The Unspoken Heroes

Alizay Rizvi, Social Media Manager

The Persian Gulf, a crooked body of water between two arch-enemies Iran and Saudi Arabia. A good 97,000 square miles, with a length of 615 miles give or take a few considering how the continents are. The Gulf has an average depth of 160 feet, and a maximum depth of 300 feet.

Not very much for a large oil tanker, and yet looking down into the gulf, all that stares back from the layers of water is a dark deep abyss. The temperature at the surface peaks at a high of 90 degrees Fahrenheit and a low of 75. Although normally warm, there is an eerie chill in the air upon the waters on this brisk October night.

As the night draws on, a crew of men prepare for launching out into the open sea. These are the Merchant Marines, the sailors in charge of the cargo load that have received no praise for their work that night. They gather their heavy coats, life jackets, ropes and gloves preparing for anything that may occur on the waters.

Amidst the raging sea, a ship, an oil tanker,  just about 150 feet long, 45 feet wide, small enough to pass through the Strait of Hormuz, glides across the waves. Towering a good 80 feet over the dark water as it laps up against the metallic hull of the ship. She is outward bound laden with Heavy Fuel oil for the large engines of even bigger ships. The tanker rolls and pitches in rhythm with the waves.

Her port side faces Iran while her starboard faces Saudi Arabia, Bahrain, and Qatar. British Built in 1961, a beauty of her time, she was bought by Gulf east shipping and her name was officialized as Five Brooks. In the dead of night, about 0200 hours, weighing 13,048 tons this Panamanian-registered motor tanker rode the high seas with a classic style of grace.

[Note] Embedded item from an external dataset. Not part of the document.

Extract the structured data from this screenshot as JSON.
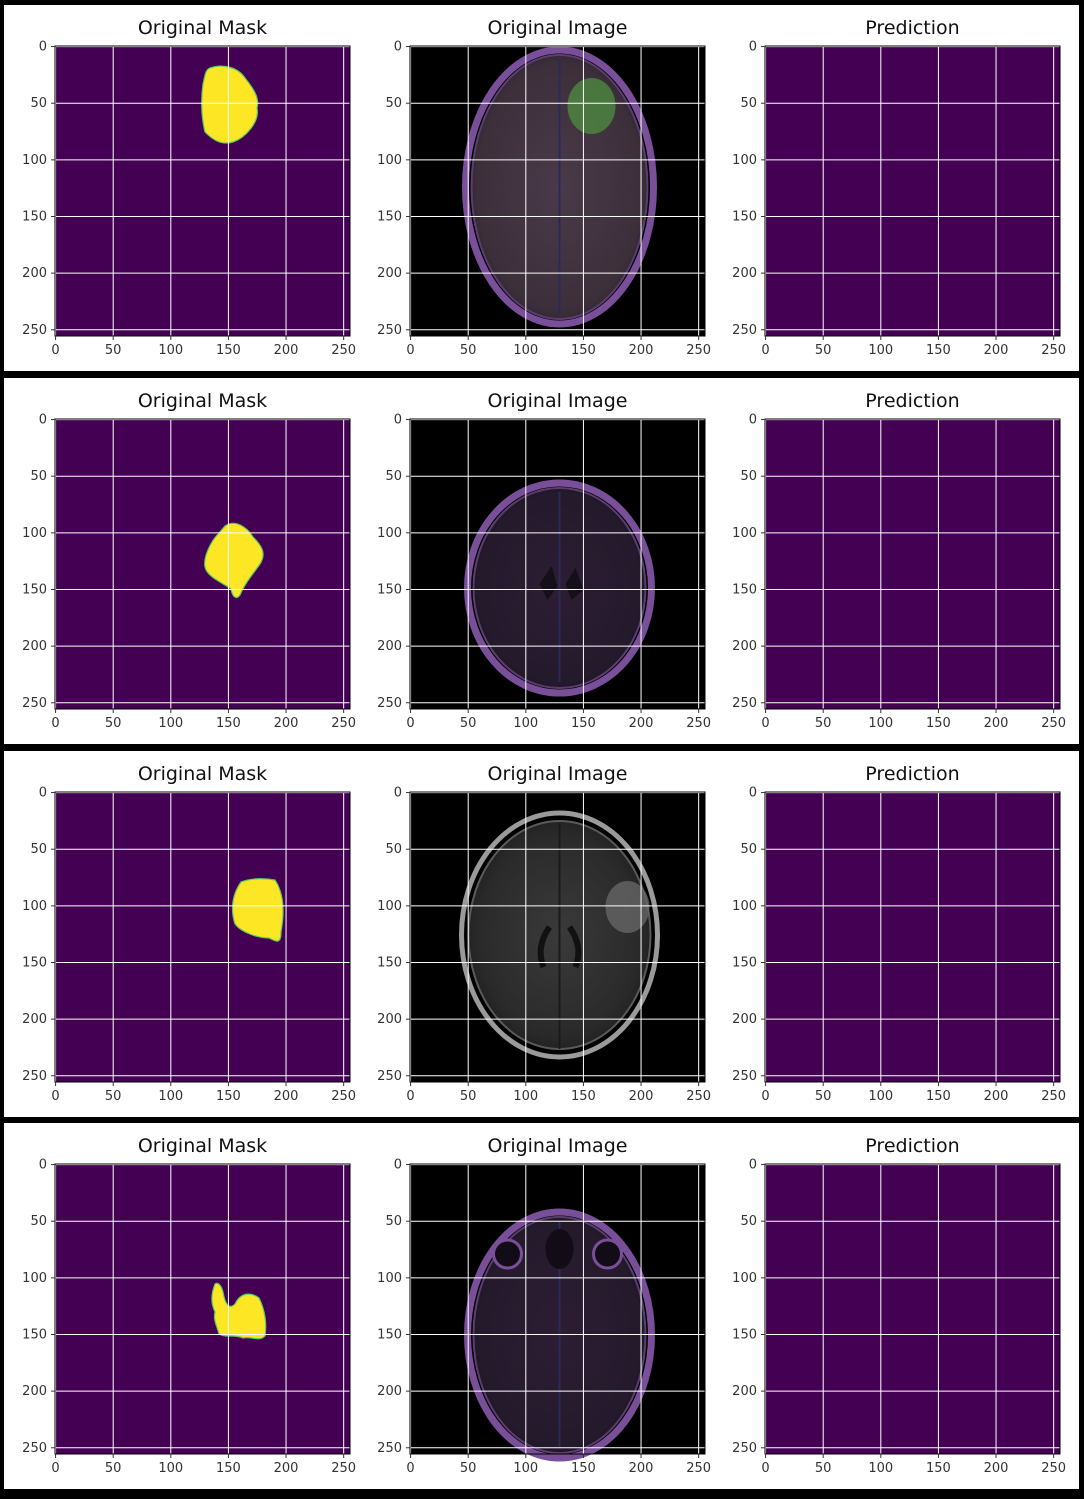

As the bridge crew navigates her  through the waves of the gulf, a missile strikes her port side exploding inside the electrician Mr. Hashimi’s cabin, shatters her superstructure and the ship instantly caught fire. Jagged pieces of metal stick out from around where the missile exploded. Captain R.P. Sharma orders abandon ship and the crew quickly release lifeboats, scavenging whatever and whoever they can find. Naeem Arshad Faruqi, the second-in-command of the port side lifeboats, risked his life in order to try to rescue his shipmates.

In pitch darkness, the crew covers their mouths and noses to keep the smoke from entering their lungs as they try their hardest to rescue their shipmates. 10 shipmates lost their lives with multiple injuries that frightful night. Of the bodies, only a charred skull, and a hand was found, cut by the metal and fires floating along the stream, any other remnants were lost in the fires.

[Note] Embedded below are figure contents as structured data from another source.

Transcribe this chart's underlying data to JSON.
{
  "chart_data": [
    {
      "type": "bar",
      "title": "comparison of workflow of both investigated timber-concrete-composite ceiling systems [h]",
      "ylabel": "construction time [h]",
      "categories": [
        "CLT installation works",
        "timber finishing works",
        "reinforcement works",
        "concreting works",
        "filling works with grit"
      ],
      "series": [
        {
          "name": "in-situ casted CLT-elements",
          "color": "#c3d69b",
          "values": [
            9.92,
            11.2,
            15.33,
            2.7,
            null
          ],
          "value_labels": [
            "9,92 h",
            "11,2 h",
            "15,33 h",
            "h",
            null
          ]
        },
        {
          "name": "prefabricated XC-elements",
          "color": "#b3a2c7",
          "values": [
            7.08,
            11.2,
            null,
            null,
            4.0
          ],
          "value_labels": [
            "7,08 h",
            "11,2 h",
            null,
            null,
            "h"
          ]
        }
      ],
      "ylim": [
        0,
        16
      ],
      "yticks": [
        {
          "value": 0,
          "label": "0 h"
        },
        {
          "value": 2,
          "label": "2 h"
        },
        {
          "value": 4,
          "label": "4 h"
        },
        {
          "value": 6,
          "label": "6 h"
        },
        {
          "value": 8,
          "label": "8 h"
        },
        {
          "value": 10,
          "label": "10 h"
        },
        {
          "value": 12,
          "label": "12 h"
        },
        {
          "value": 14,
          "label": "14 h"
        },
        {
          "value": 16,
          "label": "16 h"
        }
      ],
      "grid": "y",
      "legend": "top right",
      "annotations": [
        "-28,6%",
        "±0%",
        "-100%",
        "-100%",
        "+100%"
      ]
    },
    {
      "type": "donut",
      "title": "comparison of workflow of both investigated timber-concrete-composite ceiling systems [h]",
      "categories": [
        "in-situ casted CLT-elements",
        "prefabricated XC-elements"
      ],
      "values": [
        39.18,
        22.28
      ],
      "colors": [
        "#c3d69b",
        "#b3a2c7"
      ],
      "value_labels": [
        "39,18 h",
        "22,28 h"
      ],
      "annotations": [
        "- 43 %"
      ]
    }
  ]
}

This is October 17, 1986. In this ravenous sea was the midst of the war between Iran and Iraq. A war where countless lives were lost, with a fair share of the Merchant Marines. Who transported a large majority of the load throughout the entire war, with tankers like Five Brooks who carried a large majority of the oils and fuels.

Yet not a single mention of this event has ever taken to the history books. “We are the silent heroes of Peace and War”, says Moonis Rizvi, who served as Deck Cadet earlier at Five Brooks twice.Throughout all of the school years we take, we learn about the Army, the Air Force, Marine Corps, Navy, and even the Coast Guard. Yet, the Merchant Marines who have taken the brunt of the war have no mention in our history book. By definition, the Merchant Marine is the fleet of ships which carries imports and exports during peacetime and becomes a naval auxiliary during wartime to deliver troops and war materiel.

According to the Merchant Marine Act of 1936: “It is necessary for the national defense… that the United States shall have a merchant marine of the best equipped and most suitable types of vessels sufficient to carry the greater portion of its commerce and serve as a naval or military auxiliary in time of war or national emergency…”.

Their casualty rates were 1 in 16 throughout World War II, and they were the ones that took the brunt of the entire war. Despite being an incredibly small branch of the military, they lost over 10% of their forces in the war.

Any events of the Merchant Marines in the Iran/Iraq war seems to be incredibly hard to find, their existence and casualties wiped from history. While the Navy is largely known for sea battle, the Merchant Marines are in charge of not only carrying supplies but also civilians.

Especially in World War II, they were the ones whose numbers were lost the most because they cared for not only the supplies on their ship but the civilians as well. With the recent passing of Veterans Day, perhaps one should not only thank the people in the Army, Navy, or even the Coastal Guard, but also the smaller branches like the Merchant Marines.